What are your main obstacles?
The most obvious obstacle is labor laws and protections against downsizing companies. This is a key way in which to trim the budget and many distressed companies do have a lot of excess personnel. Moulton makes an especially relevant coorelation to today, “The not so obvious obstacle is trying to restructure when you have a sick banking system around you. It’s very tough dealing with banks on a day-to-day basis – they are shell-shocked and can’t make decisions.” Banks that are reluctant to work with risky companies make it all the more difficult for a turnaround.
Turnarounds are not always attractive to managers so one challenge “is finding the right people. When we turn around a company, we set the strategy but we don’t get involved in the day-to-day management of the business; we find other people to implement that strategy. It is very difficult to get these people. As you can imagine, turnarounds are a lot of work and there is a lot of pressure involved – it’s not always an easy sell to managers.”

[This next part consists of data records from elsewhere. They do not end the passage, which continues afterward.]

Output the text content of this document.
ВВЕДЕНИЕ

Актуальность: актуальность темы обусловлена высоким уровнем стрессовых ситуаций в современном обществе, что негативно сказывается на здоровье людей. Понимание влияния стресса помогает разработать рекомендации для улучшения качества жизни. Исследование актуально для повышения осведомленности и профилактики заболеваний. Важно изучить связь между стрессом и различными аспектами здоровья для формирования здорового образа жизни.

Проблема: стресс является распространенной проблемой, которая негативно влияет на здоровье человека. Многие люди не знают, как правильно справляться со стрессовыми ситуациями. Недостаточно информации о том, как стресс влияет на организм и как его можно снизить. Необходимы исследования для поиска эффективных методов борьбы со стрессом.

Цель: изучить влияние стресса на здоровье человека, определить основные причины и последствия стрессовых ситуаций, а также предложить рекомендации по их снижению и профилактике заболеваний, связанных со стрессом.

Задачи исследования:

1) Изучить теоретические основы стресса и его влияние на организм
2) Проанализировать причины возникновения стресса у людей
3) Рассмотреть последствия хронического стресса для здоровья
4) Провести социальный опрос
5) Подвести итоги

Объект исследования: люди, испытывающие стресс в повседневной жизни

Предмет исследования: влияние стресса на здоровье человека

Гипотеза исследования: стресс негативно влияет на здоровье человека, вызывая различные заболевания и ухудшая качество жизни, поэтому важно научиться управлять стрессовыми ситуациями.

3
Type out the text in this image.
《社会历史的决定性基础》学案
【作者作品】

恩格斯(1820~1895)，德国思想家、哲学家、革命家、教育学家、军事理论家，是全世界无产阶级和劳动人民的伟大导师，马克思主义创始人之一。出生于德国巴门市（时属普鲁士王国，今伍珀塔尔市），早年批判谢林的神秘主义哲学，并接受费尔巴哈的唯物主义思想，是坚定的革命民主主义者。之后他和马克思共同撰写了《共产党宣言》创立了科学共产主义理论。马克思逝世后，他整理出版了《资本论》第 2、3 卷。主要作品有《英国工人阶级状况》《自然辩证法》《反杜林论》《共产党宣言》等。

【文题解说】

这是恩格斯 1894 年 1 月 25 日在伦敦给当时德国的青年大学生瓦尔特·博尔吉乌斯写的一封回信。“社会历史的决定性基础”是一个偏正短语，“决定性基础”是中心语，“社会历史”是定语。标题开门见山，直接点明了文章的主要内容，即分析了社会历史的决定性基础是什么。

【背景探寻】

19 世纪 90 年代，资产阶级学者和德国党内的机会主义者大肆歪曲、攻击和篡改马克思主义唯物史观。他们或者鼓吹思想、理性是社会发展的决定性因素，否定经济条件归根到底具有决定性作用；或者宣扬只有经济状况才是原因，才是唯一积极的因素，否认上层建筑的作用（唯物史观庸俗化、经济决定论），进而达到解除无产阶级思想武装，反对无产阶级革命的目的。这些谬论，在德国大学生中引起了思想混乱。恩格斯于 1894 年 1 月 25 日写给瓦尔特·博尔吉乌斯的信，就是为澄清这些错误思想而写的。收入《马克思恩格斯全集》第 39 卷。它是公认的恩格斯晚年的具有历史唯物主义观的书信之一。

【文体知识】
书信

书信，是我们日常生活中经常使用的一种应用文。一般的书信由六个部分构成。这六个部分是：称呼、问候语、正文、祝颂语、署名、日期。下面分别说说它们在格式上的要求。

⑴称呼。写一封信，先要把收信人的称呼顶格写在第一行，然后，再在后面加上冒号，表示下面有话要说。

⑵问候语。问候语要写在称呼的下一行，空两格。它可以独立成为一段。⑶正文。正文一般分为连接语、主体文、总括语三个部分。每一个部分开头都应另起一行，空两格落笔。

Jon Moulton, managing partner of Alchemy Partners, a specialist in turnarounds and public to privates in the UK
Gary Klesch, chairman of Klesch & Co, which specialises in investing in European companies in need of restructuring
Ollivier Lemal, directeur general of Plantagenet Capital, a US and European firm that makes early-stage venture, strategic buy-out and turnaround investments
The future of private equity turnarounds is not clear but there are more and more companies facing insolvency and private equity investment could be the best solution for filling that capital gap. Additionally, many firms need superior executives at the helm in such difficult times and private equity groups often provide management that is experienced and capable of making the changes necessary for survival.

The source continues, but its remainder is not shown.